J. E. Dyer
Jonathan Tobin is right to be concerned about the thinking evinced by the CENTCOM Red Team about Hezbollah and Hamas. But it doesn’t surprise me that much. It’s a natural outgrowth of the operational situation CENTCOM has been in since 9/11, fighting ground wars in two Muslim nations, establishing new bases in others, and maintaining military-to-military relations with every Muslim nation in the region except Iran and Syria. CENTCOM’s daily foreign contacts in the “AOR” — area of responsibility — are with Muslims, virtually all of whom are, in the context of their personal and professional lives, politically moderate and pragmatic. When they shake their heads over the problem of Israel, they don’t foam at the mouth or burn flags in the street. It becomes natural to accept that their view of things governs their behavior and requires accommodation, even if we don’t hold that view. This is especially true because the one nation CENTCOM does not interact with is Israel. Israel is in the European Command’s (EUCOM’s) AOR. This separation between AORs is deliberate. It’s not unique: CENTCOM and the Pacific Command (PACOM) also divide Pakistan and India between them. Both AOR divisions were undertaken for the purpose of easing U.S. relations with the nations in confrontation on either side of the divide. In the case of CENTCOM, the influence of the Muslim side in each confrontation is the one our officials engage with daily. CENTCOM is tasked with maintaining effective military relations and getting a set of jobs done — and in its AOR, that means working with Muslim militaries and populations.
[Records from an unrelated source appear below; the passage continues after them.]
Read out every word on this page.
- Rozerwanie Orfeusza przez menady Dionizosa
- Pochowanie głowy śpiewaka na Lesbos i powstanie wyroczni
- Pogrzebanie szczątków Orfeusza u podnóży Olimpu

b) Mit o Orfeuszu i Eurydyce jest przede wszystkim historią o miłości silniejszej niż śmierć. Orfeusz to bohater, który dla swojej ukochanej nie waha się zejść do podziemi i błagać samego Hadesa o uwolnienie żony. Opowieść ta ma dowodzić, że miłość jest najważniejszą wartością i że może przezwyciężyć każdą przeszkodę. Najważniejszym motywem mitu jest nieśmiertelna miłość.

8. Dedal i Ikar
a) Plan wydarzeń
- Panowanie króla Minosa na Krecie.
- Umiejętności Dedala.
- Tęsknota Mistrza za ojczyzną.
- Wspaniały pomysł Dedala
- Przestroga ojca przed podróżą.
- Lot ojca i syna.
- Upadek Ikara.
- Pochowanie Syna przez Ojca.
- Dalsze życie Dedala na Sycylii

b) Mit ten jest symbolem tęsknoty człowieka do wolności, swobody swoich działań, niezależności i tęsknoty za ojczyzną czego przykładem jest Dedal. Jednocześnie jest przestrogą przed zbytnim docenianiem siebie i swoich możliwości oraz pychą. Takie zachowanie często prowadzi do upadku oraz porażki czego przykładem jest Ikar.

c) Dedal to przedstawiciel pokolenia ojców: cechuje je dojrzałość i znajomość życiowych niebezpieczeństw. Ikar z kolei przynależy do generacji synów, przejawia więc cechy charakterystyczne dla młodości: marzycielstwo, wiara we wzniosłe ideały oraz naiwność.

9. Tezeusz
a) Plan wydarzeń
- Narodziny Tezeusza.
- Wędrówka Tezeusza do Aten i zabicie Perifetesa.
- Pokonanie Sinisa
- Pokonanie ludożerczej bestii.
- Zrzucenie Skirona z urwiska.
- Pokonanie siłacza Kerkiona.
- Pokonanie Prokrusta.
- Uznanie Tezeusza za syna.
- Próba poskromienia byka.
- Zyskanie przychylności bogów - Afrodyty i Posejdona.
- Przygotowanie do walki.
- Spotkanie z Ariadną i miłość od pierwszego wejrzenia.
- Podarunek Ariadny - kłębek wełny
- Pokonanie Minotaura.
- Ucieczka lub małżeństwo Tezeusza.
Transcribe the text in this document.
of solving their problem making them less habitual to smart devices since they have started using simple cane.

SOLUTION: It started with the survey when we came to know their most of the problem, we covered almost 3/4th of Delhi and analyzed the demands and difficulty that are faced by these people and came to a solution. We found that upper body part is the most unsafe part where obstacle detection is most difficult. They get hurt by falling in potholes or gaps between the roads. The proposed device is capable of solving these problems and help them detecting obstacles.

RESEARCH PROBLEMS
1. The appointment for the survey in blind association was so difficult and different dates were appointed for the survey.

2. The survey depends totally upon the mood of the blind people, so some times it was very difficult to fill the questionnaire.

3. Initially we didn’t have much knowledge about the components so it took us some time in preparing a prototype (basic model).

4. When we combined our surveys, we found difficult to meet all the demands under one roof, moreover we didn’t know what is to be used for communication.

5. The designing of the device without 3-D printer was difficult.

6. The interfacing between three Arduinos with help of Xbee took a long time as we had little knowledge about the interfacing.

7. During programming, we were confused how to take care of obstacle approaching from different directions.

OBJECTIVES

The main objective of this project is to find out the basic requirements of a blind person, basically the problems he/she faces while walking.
For a number of reasons, I have long favored the arrangement that keeps Israel in the EUCOM AOR. For one thing, Israel is a Western nation with strong cultural ties to Europe and the U.S. There are reasons remaining, which prevent us from putting together an effective AOR that includes both Israel and all the Muslim nations of the Middle East. Our ability to engage with Israel should not be subject to de facto vetoes by the Muslim nations that would deal with our officials in the same regional headquarters.
But during the flap earlier this year over General Petraeus’s comments about Israel and the Palestinians, one key point got little play outside of the foreign-policy wonkosphere, and that is that Petraeus actually requested the transfer of the West Bank and Gaza to the CENTCOM AOR. The reasoning was that doing so would improve the appearance of the U.S. engaging with the problem dearest to the hearts of the region’s Muslims. The reasons not to do this are, of course, obvious: the U.S. has endorsed no division of Israel and should not do anything to imply such an endorsement while a solution for the Palestinian Arabs remains to be negotiated.
Israel is a foreign-policy issue that requires top-level national thinking — like Russia, China, global terrorism, and nuclear proliferation. Even so sound a tactical thinker as David Petraeus took a limited regional view of Israel and the Palestinians when he weighed in on CENTCOM’s preferences. This isn’t surprising, really — and if we asked EUCOM to address Hezbollah and Hamas, we could probably expect a different answer from the one advanced by CENTCOM’s Red Team.